Error: The Jacobian matrix at iteration 0 is not invertible, and thus the algorithm can't continue.
Error: The Jacobian matrix at iteration 0 is not invertible, and thus the algorithm can't continue.
Tests passed successfully!


All the tests pass successfully.

# **Discussion**

The author thinks it is surprising that the Gauss-Seidel method is in a very concrete way simpler than the Jacobi method, and yet it is theoretically faster. The author also thinks the treatment of lambda functions in python is extremely intuitive and useful. The results were favourable and expected. 

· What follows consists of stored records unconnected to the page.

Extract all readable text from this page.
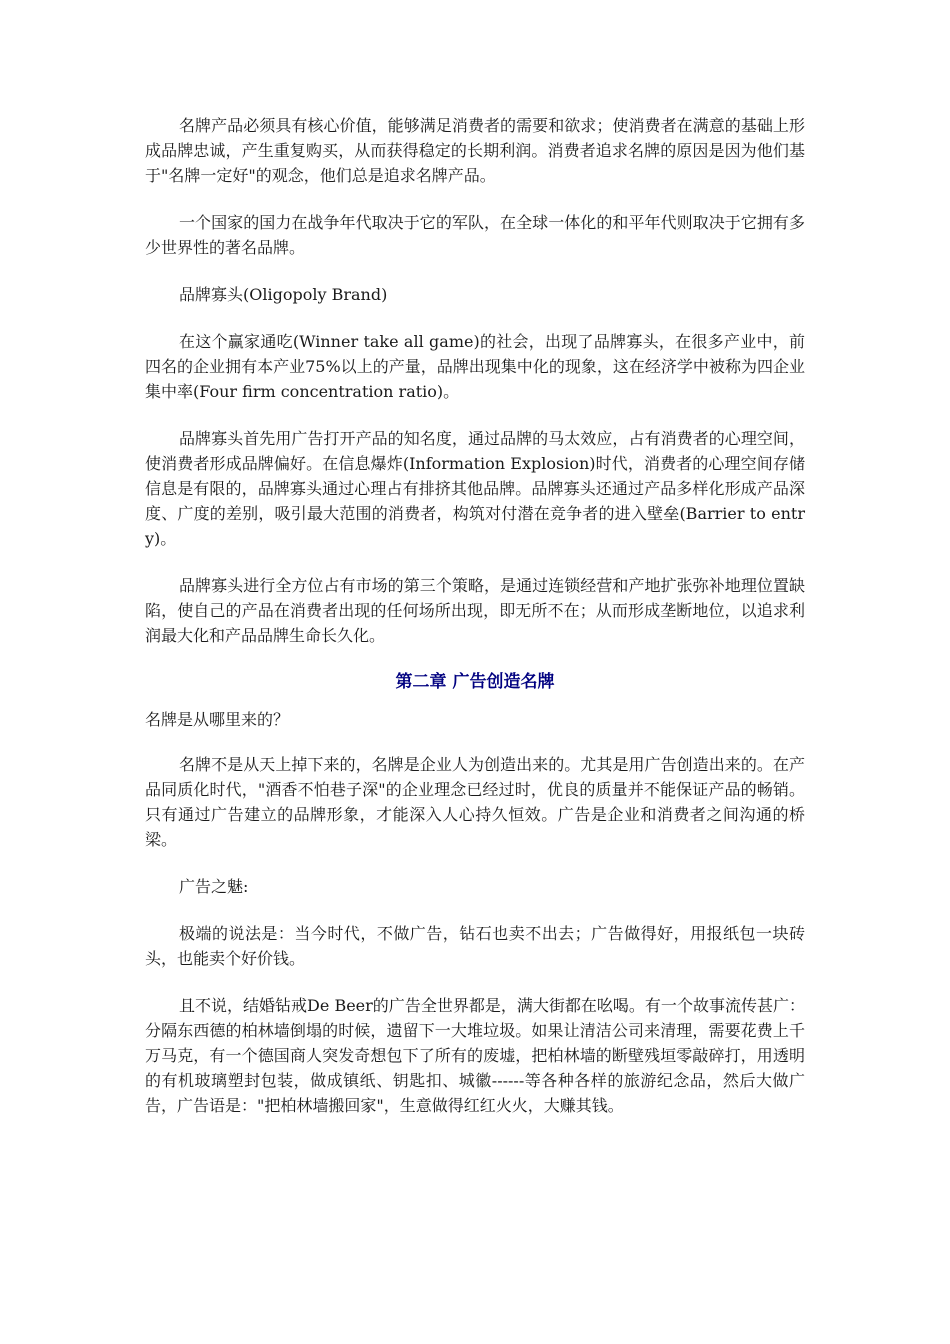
名牌产品必须具有核心价值，能够满足消费者的需要和欲求；使消费者在满意的基础上形成品牌忠诚，产生重复购买，从而获得稳定的长期利润。消费者追求名牌的原因是因为他们基于"名牌一定好"的观念，他们总是追求名牌产品。

一个国家的国力在战争年代取决于它的军队，在全球一体化的和平年代则取决于它拥有多少世界性的著名品牌。

品牌寡头(Oligopoly Brand)

在这个赢家通吃(Winner take all game)的社会，出现了品牌寡头，在很多产业中，前四名的企业拥有本产业75%以上的产量，品牌出现集中化的现象，这在经济学中被称为四企业集中率(Four firm concentration ratio)。

品牌寡头首先用广告打开产品的知名度，通过品牌的马太效应，占有消费者的心理空间，使消费者形成品牌偏好。在信息爆炸(Information Explosion)时代，消费者的心理空间存储信息是有限的，品牌寡头通过心理占有排挤其他品牌。品牌寡头还通过产品多样化形成产品深度、广度的差别，吸引最大范围的消费者，构筑对付潜在竞争者的进入壁垒(Barrier to entry)。

品牌寡头进行全方位占有市场的第三个策略，是通过连锁经营和产地扩张弥补地理位置缺陷，使自己的产品在消费者出现的任何场所出现，即无所不在；从而形成垄断地位，以追求利润最大化和产品品牌生命长久化。

第二章 广告创造名牌

名牌是从哪里来的？

名牌不是从天上掉下来的，名牌是企业人为创造出来的。尤其是用广告创造出来的。在产品同质化时代，"酒香不怕巷子深"的企业理念已经过时，优良的质量并不能保证产品的畅销。只有通过广告建立的品牌形象，才能深入人心持久恒效。广告是企业和消费者之间沟通的桥梁。

广告之魅:

极端的说法是：当今时代，不做广告，钻石也卖不出去；广告做得好，用报纸包一块砖头，也能卖个好价钱。

且不说，结婚钻戒De Beer的广告全世界都是，满大街都在吆喝。有一个故事流传甚广：分隔东西德的柏林墙倒塌的时候，遗留下一大堆垃圾。如果让清洁公司来清理，需要花费上千万马克，有一个德国商人突发奇想包下了所有的废墟，把柏林墙的断壁残垣零敲碎打，用透明的有机玻璃塑封包装，做成镇纸、钥匙扣、城徽------等各种各样的旅游纪念品，然后大做广告，广告语是："把柏林墙搬回家"，生意做得红红火火，大赚其钱。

The algorithms here presented could be improved by adding more sophisticated criteria for convergence, such as considering the spectral radius for the linear methods, and the norm of the derivative or Jacobian matrix for the non-linear methods.

The class notes were extensively consulted. The Jacobi method and Gauss-Seidel method articles in the English Wikipedia were used while writing this document. [This](https://https://www.lakeheadu.ca/sites/default/files/uploads/77/docs/RemaniFinal.pdf) paper was also used for the part on the Newton method for vector functions. One system of non-linear equations was obtained from a webpage on [this](http://lumenlearning.com) website.

The author collaborated with Pablo Aravena and Felipe Vicencio.